Bronchoscopy with transbronchial needle aspiration (TBNA) for mediastinal lymphadenopathy or peripheral lung lesions, forceps biopsy, brush biopsy, brush-needle biopsy, bronchial aspirate, bronchial washing, or bronchoalveolar lavage (BAL) is used for the diagnosis of endobronchial tumor, lymphangitic cancer, and pulmonary nodule(s), with decreasing order of yield.

The overall yield of noninvasive bronchoscopic specimens (ie, bronchial aspirates, bronchial washings, BAL) for diagnosis of peripheral lesions is just less than 50%. The highest yield of BAL is in lymphangitic carcinomatosis.

The diagnostic yield of fiberoptic bronchoscopy depends on the lesion location and size, the character of the border, and the ability to perform all sampling methods. Diagnostic yield for lesions less than 2 cm in diameter is 54%, compared with 80% for those more than 3 cm in diameter. For lesions located in the lower-lobe basilar segments or in the upper-lobe apical segments, yield is 58%, compared with 83% for other locations, and for lesions with sharp borders, the yield is 54%, compared with 83% for lesions with fuzzy borders. Only one of the sampling methods was positive in 24% of bronchoscopies.

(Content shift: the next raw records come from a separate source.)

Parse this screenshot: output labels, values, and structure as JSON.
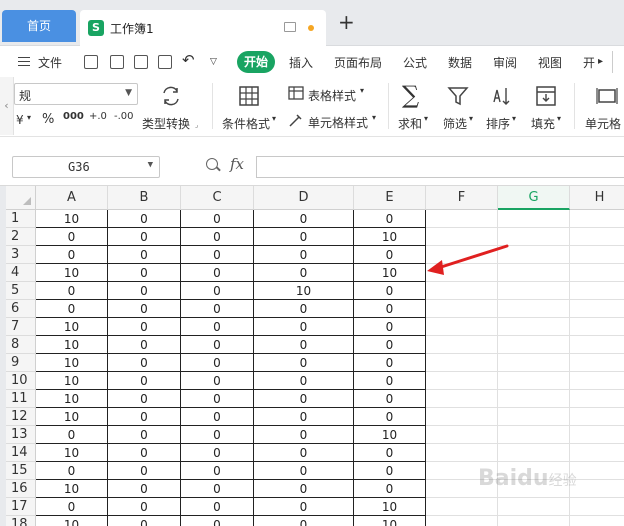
{
  "tabs": {
    "home_label": "首页",
    "workbook_icon": "S",
    "workbook_label": "工作簿1"
  },
  "menu": {
    "file_label": "文件",
    "items": [
      "开始",
      "插入",
      "页面布局",
      "公式",
      "数据",
      "审阅",
      "视图",
      "开"
    ],
    "active_index": 0
  },
  "ribbon": {
    "number_format_value": "规",
    "percent_symbol": "%",
    "thousands_symbol": "000",
    "inc_decimal": "+.0",
    "dec_decimal": "-.00",
    "currency_symbol": "¥",
    "convert_label": "类型转换",
    "cond_format_label": "条件格式",
    "table_style_label": "表格样式",
    "cell_style_label": "单元格样式",
    "sum_label": "求和",
    "filter_label": "筛选",
    "sort_label": "排序",
    "fill_label": "填充",
    "cell_label": "单元格"
  },
  "formula_bar": {
    "name_box": "G36",
    "fx_label": "fx",
    "formula": ""
  },
  "sheet": {
    "columns": [
      "A",
      "B",
      "C",
      "D",
      "E",
      "F",
      "G",
      "H"
    ],
    "selected_column": "G",
    "rows": [
      [
        "10",
        "0",
        "0",
        "0",
        "0"
      ],
      [
        "0",
        "0",
        "0",
        "0",
        "10"
      ],
      [
        "0",
        "0",
        "0",
        "0",
        "0"
      ],
      [
        "10",
        "0",
        "0",
        "0",
        "10"
      ],
      [
        "0",
        "0",
        "0",
        "10",
        "0"
      ],
      [
        "0",
        "0",
        "0",
        "0",
        "0"
      ],
      [
        "10",
        "0",
        "0",
        "0",
        "0"
      ],
      [
        "10",
        "0",
        "0",
        "0",
        "0"
      ],
      [
        "10",
        "0",
        "0",
        "0",
        "0"
      ],
      [
        "10",
        "0",
        "0",
        "0",
        "0"
      ],
      [
        "10",
        "0",
        "0",
        "0",
        "0"
      ],
      [
        "10",
        "0",
        "0",
        "0",
        "0"
      ],
      [
        "0",
        "0",
        "0",
        "0",
        "10"
      ],
      [
        "10",
        "0",
        "0",
        "0",
        "0"
      ],
      [
        "0",
        "0",
        "0",
        "0",
        "0"
      ],
      [
        "10",
        "0",
        "0",
        "0",
        "0"
      ],
      [
        "0",
        "0",
        "0",
        "0",
        "10"
      ],
      [
        "10",
        "0",
        "0",
        "0",
        "10"
      ]
    ]
  },
  "annotation": {
    "arrow_color": "#e02020"
  },
  "colors": {
    "accent": "#19a462",
    "home_tab": "#4a90e2"
  },
  "watermark": {
    "text": "Baidu",
    "sub": "经验"
  }
}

The overall yield of invasive bronchoscopic specimens for diagnosis of peripheral lesions is 52% for brush, 57% for transbronchial biopsy, and 51% for transbronchial needle aspiration.

TBNA with PET

Combining TBNA with PET has been shown to obviate the need for mediastinoscopy for mediastinal staging of non-small cell lung cancer with mediastinal lymphadenopathy in most patients.

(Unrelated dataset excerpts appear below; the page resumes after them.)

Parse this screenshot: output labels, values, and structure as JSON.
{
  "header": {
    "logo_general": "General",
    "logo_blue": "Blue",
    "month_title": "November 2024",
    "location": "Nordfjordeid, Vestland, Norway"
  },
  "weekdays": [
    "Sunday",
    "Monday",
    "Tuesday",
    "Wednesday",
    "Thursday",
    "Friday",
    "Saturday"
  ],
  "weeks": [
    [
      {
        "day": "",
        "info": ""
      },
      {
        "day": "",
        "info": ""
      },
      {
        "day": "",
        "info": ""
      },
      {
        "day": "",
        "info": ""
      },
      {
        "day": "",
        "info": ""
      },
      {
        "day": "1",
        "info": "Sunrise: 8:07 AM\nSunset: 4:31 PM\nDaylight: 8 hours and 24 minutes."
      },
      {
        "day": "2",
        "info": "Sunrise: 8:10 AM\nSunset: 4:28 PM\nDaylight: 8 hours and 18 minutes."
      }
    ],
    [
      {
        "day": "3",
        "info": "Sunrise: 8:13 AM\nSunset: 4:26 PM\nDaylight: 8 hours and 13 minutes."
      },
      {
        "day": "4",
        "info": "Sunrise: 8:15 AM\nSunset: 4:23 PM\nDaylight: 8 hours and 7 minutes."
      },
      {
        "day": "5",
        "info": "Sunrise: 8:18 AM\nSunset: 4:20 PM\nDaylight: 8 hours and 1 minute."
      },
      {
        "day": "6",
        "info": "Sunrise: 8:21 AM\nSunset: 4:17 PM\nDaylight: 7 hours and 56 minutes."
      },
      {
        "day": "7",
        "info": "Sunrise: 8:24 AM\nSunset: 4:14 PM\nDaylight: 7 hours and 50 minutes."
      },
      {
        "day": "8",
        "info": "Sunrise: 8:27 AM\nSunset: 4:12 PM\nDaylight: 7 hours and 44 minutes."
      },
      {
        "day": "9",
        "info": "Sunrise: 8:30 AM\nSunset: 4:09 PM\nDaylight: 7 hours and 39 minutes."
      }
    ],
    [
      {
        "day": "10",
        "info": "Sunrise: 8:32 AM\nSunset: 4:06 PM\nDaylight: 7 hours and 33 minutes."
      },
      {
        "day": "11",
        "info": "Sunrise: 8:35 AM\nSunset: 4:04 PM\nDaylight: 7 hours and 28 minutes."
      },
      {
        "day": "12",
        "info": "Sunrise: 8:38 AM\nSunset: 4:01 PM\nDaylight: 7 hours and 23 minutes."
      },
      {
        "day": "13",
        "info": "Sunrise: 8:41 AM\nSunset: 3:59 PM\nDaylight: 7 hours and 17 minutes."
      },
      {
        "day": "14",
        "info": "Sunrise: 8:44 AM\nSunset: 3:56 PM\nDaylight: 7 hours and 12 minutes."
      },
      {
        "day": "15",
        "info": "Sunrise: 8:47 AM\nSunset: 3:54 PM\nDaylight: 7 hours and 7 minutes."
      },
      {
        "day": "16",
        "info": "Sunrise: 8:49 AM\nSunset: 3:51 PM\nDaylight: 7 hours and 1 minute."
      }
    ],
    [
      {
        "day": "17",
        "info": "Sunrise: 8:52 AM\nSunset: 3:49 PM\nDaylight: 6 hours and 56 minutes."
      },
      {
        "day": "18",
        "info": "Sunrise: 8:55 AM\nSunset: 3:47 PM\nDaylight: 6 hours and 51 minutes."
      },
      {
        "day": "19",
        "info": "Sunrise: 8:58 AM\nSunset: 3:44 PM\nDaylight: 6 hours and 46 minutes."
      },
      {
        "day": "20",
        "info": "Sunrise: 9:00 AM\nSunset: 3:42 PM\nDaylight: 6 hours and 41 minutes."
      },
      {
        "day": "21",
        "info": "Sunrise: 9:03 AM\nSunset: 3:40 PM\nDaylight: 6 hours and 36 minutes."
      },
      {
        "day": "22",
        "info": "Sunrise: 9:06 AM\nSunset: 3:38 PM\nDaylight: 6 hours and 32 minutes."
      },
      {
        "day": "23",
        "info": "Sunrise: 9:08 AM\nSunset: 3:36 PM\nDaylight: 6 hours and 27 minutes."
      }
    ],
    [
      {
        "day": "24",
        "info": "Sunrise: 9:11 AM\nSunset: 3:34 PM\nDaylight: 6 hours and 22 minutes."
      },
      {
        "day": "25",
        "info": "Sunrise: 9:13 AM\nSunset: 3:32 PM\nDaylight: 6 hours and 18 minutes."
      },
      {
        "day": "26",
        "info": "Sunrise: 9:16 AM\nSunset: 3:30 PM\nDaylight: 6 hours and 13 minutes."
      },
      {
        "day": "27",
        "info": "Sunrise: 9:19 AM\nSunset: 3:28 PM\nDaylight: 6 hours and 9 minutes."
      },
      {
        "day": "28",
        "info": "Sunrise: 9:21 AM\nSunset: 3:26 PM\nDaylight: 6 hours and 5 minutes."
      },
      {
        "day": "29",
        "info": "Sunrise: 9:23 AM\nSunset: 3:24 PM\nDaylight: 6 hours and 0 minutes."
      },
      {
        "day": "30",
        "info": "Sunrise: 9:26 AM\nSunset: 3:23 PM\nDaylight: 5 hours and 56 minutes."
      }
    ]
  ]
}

In a retrospective study of patients with enlarged mediastinal lymph nodes, the combination of TBNA and PET demonstrated higher sensitivity, negative predictive value, and accuracy than did either modality alone. The study used histopathology by surgical lymph node dissection as the criterion standard and found that the combined TBNA and PET scan had 100% sensitivity, 94% specificity, 79% positive predictive value, 100% negative predictive value, and 95% accuracy in the detection of malignant lymph nodes. For PET alone, these rates were 68%, 89%, 46%, 95%, and 86%, respectively; for TBNA alone, these rates were 54%, 100%, 100%, 91%, and 92%, respectively.